🤖 AI Summary
This study addresses the limited cross-domain generalization of large language model (LLM) agents, which stems from narrow reinforcement learning training environments. Through systematic analysis, the authors identify state information richness and planning complexity as critical factors governing generalization performance—more so than domain realism or textual similarity. To enhance robustness, they propose enriching state representations with low-cost, task-irrelevant distractor features and incorporating randomization strategies. Experiments across multiple simulated environments—including Sokoban, SciWorld, and ALFWorld—demonstrate that increasing state information richness alone substantially improves cross-domain generalization. Furthermore, step-by-step reasoning proves essential for sustaining this capability, while supervised fine-tuning (SFT) exhibits a dual effect, sometimes aiding and sometimes hindering generalization depending on context.
📝 Abstract
Generalist LLM agents are often post-trained on a narrow set of environments but deployed across far broader, unseen domains. In this work, we investigate the challenge of agentic post-training when the eventual test domains are unknown. Specifically, we analyze which properties of reinforcement learning (RL) environments and modeling choices have the greatest influence on out-of-domain performance. First, we identify two environment axes that strongly correlate with cross-domain generalization: (i) state information richness, i.e., the amount of information for the agent to process from the state, and (ii) planning complexity, estimated via goal reachability and trajectory length under a base policy. Notably, domain realism and text-level similarity are not the primary factors; for instance, the simple grid-world domain Sokoban leads to even stronger generalization in SciWorld than the more realistic ALFWorld. Motivated by these findings, we further show that increasing state information richness alone can already effectively improve cross-domain robustness.

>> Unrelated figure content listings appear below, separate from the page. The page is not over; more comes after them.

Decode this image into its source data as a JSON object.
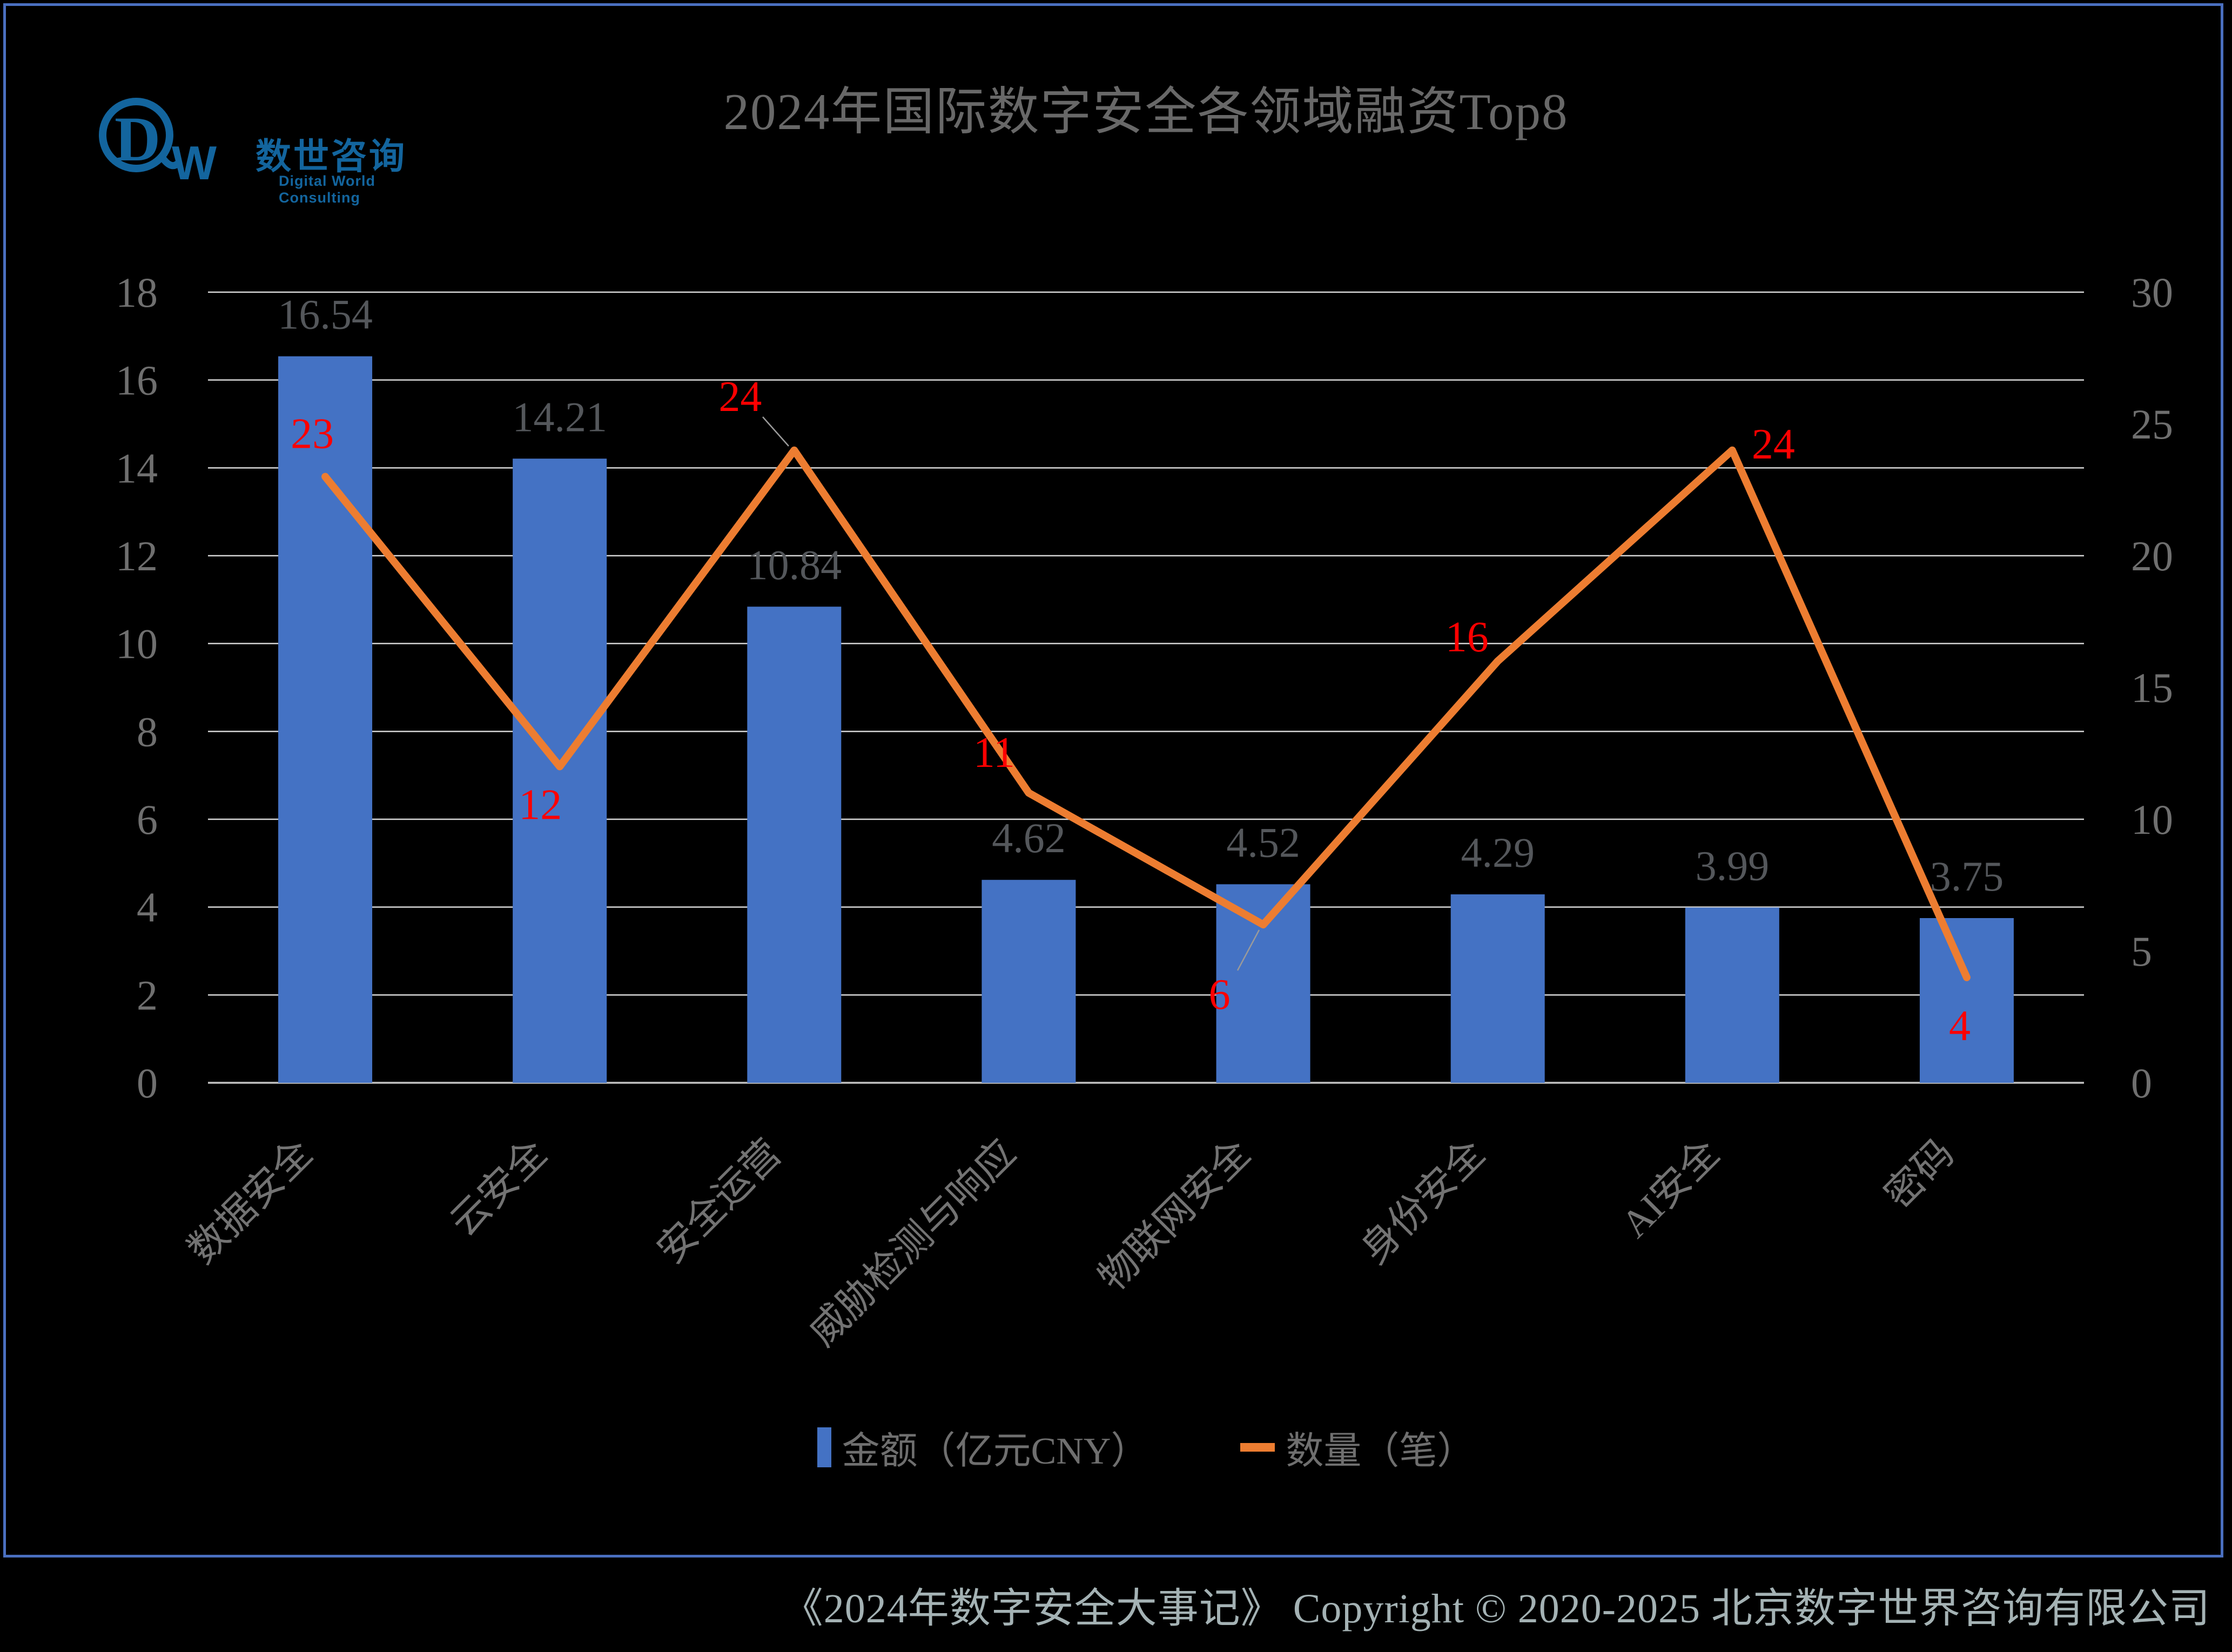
{
  "logo": {
    "brand_cn": "数世咨询",
    "brand_en": "Digital World Consulting",
    "mark_d": "D",
    "mark_w": "W",
    "color": "#13659e"
  },
  "header": {
    "title": "2024年国际数字安全各领域融资Top8"
  },
  "legend": [
    {
      "label": "金额（亿元CNY）",
      "marker": "bar-swatch",
      "color": "#4472C4"
    },
    {
      "label": "数量（笔）",
      "marker": "line-swatch",
      "color": "#ED7D31"
    }
  ],
  "footer": {
    "text": "《2024年数字安全大事记》  Copyright © 2020-2025 北京数字世界咨询有限公司"
  },
  "colors": {
    "background": "#000000",
    "border_blue": "#4a6fc0",
    "bar_blue": "#4472C4",
    "line_orange": "#ED7D31",
    "line_label_red": "#ff0000",
    "bar_label_gray": "#54575b",
    "axis_gray": "#6f6f6f",
    "title_gray": "#686868",
    "footer_gray_blue": "#a4b2b4",
    "gridline_gray": "#d6d6d6"
  },
  "chart_data": {
    "type": "bar",
    "subtype": "dual-axis bar+line combo",
    "title": "2024年国际数字安全各领域融资Top8",
    "categories": [
      "数据安全",
      "云安全",
      "安全运营",
      "威胁检测与响应",
      "物联网安全",
      "身份安全",
      "AI安全",
      "密码"
    ],
    "series": [
      {
        "name": "金额（亿元CNY）",
        "type": "bar",
        "axis": "left",
        "color": "#4472C4",
        "values": [
          16.54,
          14.21,
          10.84,
          4.62,
          4.52,
          4.29,
          3.99,
          3.75
        ]
      },
      {
        "name": "数量（笔）",
        "type": "line",
        "axis": "right",
        "color": "#ED7D31",
        "label_color": "#ff0000",
        "values": [
          23,
          12,
          24,
          11,
          6,
          16,
          24,
          4
        ]
      }
    ],
    "left_axis": {
      "min": 0,
      "max": 18,
      "step": 2
    },
    "right_axis": {
      "min": 0,
      "max": 30,
      "step": 5
    },
    "grid": true,
    "legend_position": "bottom"
  }
}
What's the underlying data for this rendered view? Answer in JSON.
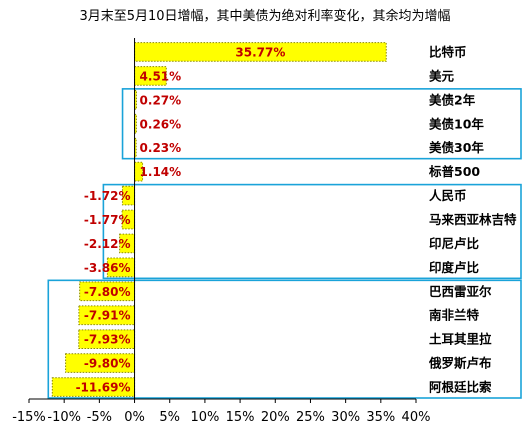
{
  "chart_data": {
    "type": "bar",
    "orientation": "horizontal",
    "title": "3月末至5月10日增幅，其中美债为绝对利率变化，其余均为增幅",
    "categories": [
      "比特币",
      "美元",
      "美债2年",
      "美债10年",
      "美债30年",
      "标普500",
      "人民币",
      "马来西亚林吉特",
      "印尼卢比",
      "印度卢比",
      "巴西雷亚尔",
      "南非兰特",
      "土耳其里拉",
      "俄罗斯卢布",
      "阿根廷比索"
    ],
    "values": [
      35.77,
      4.51,
      0.27,
      0.26,
      0.23,
      1.14,
      -1.72,
      -1.77,
      -2.12,
      -3.86,
      -7.8,
      -7.91,
      -7.93,
      -9.8,
      -11.69
    ],
    "data_labels": [
      "35.77%",
      "4.51%",
      "0.27%",
      "0.26%",
      "0.23%",
      "1.14%",
      "-1.72%",
      "-1.77%",
      "-2.12%",
      "-3.86%",
      "-7.80%",
      "-7.91%",
      "-7.93%",
      "-9.80%",
      "-11.69%"
    ],
    "xlim": [
      -15,
      40
    ],
    "x_ticks": [
      "-15%",
      "-10%",
      "-5%",
      "0%",
      "5%",
      "10%",
      "15%",
      "20%",
      "25%",
      "30%",
      "35%",
      "40%"
    ],
    "xlabel": "",
    "ylabel": "",
    "grid": false,
    "legend": "none",
    "groups": [
      [
        2,
        4
      ],
      [
        6,
        9
      ],
      [
        10,
        14
      ]
    ],
    "colors": {
      "bar": "#ffff00",
      "bar_border": "#8a8a00",
      "data_label": "#c00000",
      "group_box": "#1aa3d9",
      "axis": "#000000"
    }
  }
}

We propose a randomization technique, which is low-overhead and broadly applicable: add small amounts of distractive goal-irrelevant features to the state to make it richer without altering the task. Beyond environment-side properties, we also examine several modeling choices: (a) SFT warmup or mid-training helps prevent catastrophic forgetting during RL but undermines generalization to domains that are not included in the mid-training datamix; and (b) turning on step-by-step thinking during RL, while not always improving in-domain performance, plays a crucial role in preserving generalization.